Vatnajökull National Park and the neighbouring areas have many and varied cultural remains and there are tales of human habitation and farming in the area, of the hardships, natural and supernatural forces with which the locals had to contend, and there is also the history of travels and other events that took place in the area over the centuries.

In Jökulsárgljúfur and the area to the south of the glacier there are sites of abandoned farms and many other remains connected with agriculture and fishery to the south of the glaciers. This area also has ancient travel routes between settlements, through difficult terrain, unbridged rivers and glaciers. The proximity of human habitation on the fringes of the National Park differs by areas and this difference is reflected in the culture and attitudes of the people with regard to the symbiotic connection between the land and the people and the good and bad effects that can result.

To the south of the glacier, human activity was influenced by the proximity of settlements to the glacier. There, people learned to live among bellowing glacial rivers and ever-changing creeping glaciers. To the north of the glacier the highlands the uninhabited area had an atmosphere of mystery and people were in fear of outlaws and many kinds of otherworldly creatures that might lurk there. Closer to human settlement, human interaction was influenced by the proximity to the river Jökulsá á Fjöllum, which could be a huge barrier to travellers and devastating to farming when it invaded fields and destroyed land.

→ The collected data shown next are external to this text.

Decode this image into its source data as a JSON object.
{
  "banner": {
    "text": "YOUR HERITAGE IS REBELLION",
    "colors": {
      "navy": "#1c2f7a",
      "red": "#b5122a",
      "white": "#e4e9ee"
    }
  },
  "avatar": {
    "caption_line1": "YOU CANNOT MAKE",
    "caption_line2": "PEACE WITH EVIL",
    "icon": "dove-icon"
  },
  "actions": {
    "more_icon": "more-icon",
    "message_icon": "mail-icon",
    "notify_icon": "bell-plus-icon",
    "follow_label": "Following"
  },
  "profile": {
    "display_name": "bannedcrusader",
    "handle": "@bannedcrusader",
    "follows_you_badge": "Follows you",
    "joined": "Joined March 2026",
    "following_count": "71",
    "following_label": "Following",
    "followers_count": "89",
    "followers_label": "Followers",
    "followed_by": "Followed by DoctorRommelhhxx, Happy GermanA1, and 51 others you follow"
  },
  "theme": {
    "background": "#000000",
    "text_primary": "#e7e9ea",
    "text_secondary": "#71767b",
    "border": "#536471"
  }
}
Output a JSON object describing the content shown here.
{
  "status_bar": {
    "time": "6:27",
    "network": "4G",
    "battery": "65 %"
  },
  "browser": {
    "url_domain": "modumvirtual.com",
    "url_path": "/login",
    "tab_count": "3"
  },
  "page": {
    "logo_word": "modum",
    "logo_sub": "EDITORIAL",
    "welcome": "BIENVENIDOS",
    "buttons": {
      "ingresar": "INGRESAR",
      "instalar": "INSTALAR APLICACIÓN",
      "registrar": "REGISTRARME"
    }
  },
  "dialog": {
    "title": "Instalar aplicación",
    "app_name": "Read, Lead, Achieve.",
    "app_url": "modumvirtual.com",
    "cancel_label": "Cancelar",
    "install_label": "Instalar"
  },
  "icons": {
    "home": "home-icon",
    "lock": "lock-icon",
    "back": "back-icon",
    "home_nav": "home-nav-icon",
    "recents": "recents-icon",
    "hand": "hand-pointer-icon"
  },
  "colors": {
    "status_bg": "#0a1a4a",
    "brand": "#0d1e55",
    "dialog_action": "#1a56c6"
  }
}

In past centuries there were travel routes in the highlands to the west, north and east of the glacier, including Vatnajökulsvegur hinn forni (Old Vatnajökull road), Biskupaleið (Bishops' path) and Bárðargata (Bárður's road) and people also used to go across the eastern part of the glacier. There are remains of these routes in the form of cairns, aerial trams, fords and ferry points, and in many places there are also shepherd huts. Some of these have been converted to hiking lodges. At Herðubreiðarlindir and Hvannalindir there are remains that attest to outlaws having lived in the area. Various place names are connected to the history and folk tales of the area. Recording and mapping of the cultural remains in the area has been of varied quality. Some of them are endangered due to geological changes or tourist incursions, and in some places they are in the process of being covered by vegetation.